A liturgia do V Domingo do Tempo Comum leva-nos a refletir sobre a nossa vocação: somos todos chamados por Deus e d’Ele recebemos uma missão para o mundo.
Na primeira leitura (Is 6,1-2a.3-8), encontramos a descrição plástica do chamamento de um profeta – Isaías. De uma forma simples e questionadora, apresenta-se o modelo de um homem que é sensível aos apelos de Deus e que tem a coragem de aceitar ser enviado.
No Evangelho (Lc 5,1-11), Lucas apresenta um grupo de discípulos que partilharam a barca com Jesus, que acolheram as propostas de Jesus, que souberam reconhecê-l’O como seu “SENHOR”, que aceitaram o convite para serem “pescadores de homens” e que deixaram tudo para seguir Jesus… Neste quadro, reconhecemos o caminho que os cristãos são chamados a percorrer.
A segunda leitura (Cor 15,1-11) propõe-nos refletir sobre a ressurreição: trata-se de uma realidade que deve dar forma à vida do discípulo e levá-lo a enfrentar sem medo as forças da injustiça e da morte. Com a sua ação libertadora – que continua a ação de Jesus e que renova os homens e o mundo – o discípulo sabe que está dando testemunho da ressurreição de Cristo.
Leituras
Isaías aceita o envio, ainda antes de saber qual é a missão. É o exemplo de quem
arrisca tudo e se dispõe, de forma absoluta, para o serviço de Deus. No entanto, é difícil arriscar tudo, sem cálculos nem garantias: é o pôr em causa os nossos
projetos e esquemas para confiar apenas em Deus, de forma que Ele possa
fazer de nós o que quiser. Qual a minha atitude em relação a isto?
1No ano da morte do rei Ozias,
vi o Senhor sentado num trono de grande altura;
o seu manto estendia-se pelo templo.
2aHavia serafins de pé a seu lado;
cada um tinha seis asas.
3Eles exclamavam uns para os outros:
‘Santo, santo, santo é o Senhor dos exércitos;
toda a terra está repleta de sua glória’.
4Ao clamor dessas vozes,
começaram a tremer as portas em seus gonzos
e o templo encheu-se de fumaça.
5Disse eu então: ‘Ai de mim, estou perdido!
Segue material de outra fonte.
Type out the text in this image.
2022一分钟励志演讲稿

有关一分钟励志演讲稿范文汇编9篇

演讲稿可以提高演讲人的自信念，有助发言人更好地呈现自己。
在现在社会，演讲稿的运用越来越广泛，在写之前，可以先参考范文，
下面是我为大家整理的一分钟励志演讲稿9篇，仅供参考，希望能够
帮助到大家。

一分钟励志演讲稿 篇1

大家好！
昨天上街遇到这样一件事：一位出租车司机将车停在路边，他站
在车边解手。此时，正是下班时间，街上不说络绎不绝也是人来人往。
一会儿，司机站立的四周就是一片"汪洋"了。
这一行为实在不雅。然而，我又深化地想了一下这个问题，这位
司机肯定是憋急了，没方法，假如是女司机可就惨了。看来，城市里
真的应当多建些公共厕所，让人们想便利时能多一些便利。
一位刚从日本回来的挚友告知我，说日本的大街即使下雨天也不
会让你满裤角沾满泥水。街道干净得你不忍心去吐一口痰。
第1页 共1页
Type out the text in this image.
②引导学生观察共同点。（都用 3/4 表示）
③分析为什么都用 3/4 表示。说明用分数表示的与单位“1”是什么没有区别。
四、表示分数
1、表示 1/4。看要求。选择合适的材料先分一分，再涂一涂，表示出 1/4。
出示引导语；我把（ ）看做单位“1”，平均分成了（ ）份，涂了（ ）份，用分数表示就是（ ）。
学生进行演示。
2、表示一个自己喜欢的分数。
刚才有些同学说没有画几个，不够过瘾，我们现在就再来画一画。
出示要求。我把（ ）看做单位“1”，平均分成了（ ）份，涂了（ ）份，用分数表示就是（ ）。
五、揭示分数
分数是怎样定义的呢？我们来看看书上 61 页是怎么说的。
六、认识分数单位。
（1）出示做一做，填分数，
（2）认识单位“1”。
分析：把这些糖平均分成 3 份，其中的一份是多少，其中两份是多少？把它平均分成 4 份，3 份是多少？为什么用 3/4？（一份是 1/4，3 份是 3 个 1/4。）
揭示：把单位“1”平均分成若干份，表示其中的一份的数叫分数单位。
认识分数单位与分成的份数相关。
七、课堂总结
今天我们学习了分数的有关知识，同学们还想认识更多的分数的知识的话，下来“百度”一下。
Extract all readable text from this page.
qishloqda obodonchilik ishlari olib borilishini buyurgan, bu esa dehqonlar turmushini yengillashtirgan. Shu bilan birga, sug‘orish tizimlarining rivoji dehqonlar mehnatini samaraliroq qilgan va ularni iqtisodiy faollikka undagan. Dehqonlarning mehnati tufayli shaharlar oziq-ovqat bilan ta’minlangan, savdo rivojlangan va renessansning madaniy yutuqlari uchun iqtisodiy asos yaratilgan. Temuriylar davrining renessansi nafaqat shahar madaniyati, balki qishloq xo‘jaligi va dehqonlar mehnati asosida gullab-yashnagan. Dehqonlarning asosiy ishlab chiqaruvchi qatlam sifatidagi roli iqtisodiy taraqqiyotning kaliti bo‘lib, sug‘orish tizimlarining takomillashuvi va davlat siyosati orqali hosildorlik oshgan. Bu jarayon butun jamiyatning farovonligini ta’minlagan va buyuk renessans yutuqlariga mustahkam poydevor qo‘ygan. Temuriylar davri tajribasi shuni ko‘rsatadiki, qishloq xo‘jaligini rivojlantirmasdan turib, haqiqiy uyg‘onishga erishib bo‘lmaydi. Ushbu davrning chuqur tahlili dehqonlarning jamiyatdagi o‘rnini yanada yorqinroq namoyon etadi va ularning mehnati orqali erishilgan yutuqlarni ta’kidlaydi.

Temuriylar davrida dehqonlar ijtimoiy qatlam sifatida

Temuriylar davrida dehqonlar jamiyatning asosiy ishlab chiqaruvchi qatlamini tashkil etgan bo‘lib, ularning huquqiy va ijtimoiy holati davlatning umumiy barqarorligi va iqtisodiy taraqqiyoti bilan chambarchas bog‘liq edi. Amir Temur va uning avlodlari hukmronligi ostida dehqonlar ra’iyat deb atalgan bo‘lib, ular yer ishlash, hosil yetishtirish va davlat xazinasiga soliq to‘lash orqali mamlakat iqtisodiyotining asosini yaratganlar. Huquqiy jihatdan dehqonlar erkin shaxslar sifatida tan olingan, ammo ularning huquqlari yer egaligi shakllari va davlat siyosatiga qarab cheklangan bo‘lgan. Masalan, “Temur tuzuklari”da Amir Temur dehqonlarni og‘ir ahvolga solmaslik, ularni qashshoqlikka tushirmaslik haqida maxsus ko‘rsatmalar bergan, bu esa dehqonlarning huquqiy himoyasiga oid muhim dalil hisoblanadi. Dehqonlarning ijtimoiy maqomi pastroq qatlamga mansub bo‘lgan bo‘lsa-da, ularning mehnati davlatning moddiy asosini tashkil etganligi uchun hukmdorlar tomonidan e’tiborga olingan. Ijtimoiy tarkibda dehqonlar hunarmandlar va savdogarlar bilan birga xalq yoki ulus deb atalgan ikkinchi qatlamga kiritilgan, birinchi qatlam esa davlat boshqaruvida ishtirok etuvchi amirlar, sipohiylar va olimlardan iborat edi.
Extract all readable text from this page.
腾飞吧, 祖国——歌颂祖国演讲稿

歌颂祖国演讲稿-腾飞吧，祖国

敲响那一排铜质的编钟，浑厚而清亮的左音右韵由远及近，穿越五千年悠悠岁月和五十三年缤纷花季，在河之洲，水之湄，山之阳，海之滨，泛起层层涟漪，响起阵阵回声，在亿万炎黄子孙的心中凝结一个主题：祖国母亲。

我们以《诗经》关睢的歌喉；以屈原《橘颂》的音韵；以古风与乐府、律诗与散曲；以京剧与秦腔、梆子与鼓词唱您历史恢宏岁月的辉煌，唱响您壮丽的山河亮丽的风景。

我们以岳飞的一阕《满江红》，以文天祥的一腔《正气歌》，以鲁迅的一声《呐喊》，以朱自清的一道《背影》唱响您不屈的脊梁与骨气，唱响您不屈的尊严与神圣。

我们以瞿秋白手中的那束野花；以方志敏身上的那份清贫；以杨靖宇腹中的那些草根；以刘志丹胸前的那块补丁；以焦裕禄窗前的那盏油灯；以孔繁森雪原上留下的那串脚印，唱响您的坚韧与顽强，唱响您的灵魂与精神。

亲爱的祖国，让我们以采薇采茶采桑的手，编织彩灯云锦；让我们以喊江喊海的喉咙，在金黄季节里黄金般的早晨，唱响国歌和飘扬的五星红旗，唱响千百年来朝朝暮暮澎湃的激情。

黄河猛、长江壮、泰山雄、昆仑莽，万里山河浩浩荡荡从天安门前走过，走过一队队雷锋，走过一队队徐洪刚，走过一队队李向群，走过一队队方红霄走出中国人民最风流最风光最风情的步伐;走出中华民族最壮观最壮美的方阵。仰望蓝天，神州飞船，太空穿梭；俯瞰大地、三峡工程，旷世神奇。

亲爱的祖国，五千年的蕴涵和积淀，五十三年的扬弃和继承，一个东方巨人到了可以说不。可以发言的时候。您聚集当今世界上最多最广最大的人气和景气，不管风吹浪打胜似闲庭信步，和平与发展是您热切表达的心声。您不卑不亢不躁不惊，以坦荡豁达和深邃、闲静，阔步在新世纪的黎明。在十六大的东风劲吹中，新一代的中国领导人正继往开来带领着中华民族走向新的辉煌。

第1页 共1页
Sou apenas um homem de lábios impuros,
mas eu vi com meus olhos o rei,
o Senhor dos exércitos’.
6Nisto, um dos serafins voou para mim,
tendo na mão uma brasa,
que retirara do altar com uma tenaz,
7e tocou minha boca, dizendo:
‘Assim que isto tocou teus lábios,
desapareceu tua culpa,
e teu pecado está perdoado’.
8Ouvi a voz do Senhor que dizia:
‘Quem enviarei? Quem irá por nós?’
Eu respondi: ‘Aqui estou! Envia-me’.
Palavra do Senhor.
1Ó Senhor, de coração eu vos dou graças,*
porque ouvistes as palavras dos meus lábios!
Perante os vossos anjos vou cantar-vos*
2ae ante o vosso templo vou prostrar-me. R.
2bEu agradeço vosso amor, vossa verdade,*
2cporque fizestes muito mais que prometestes;
3naquele dia em que gritei, vós me escutastes*
e aumentastes o vigor da minha alma. R.
4Os reis de toda a terra hão de louvar-vos,*
quando ouvirem, ó Senhor, vossa promessa.
5Hão de cantar vossos caminhos e dirão:*
‘Como a glória do Senhor é grandiosa!’ R.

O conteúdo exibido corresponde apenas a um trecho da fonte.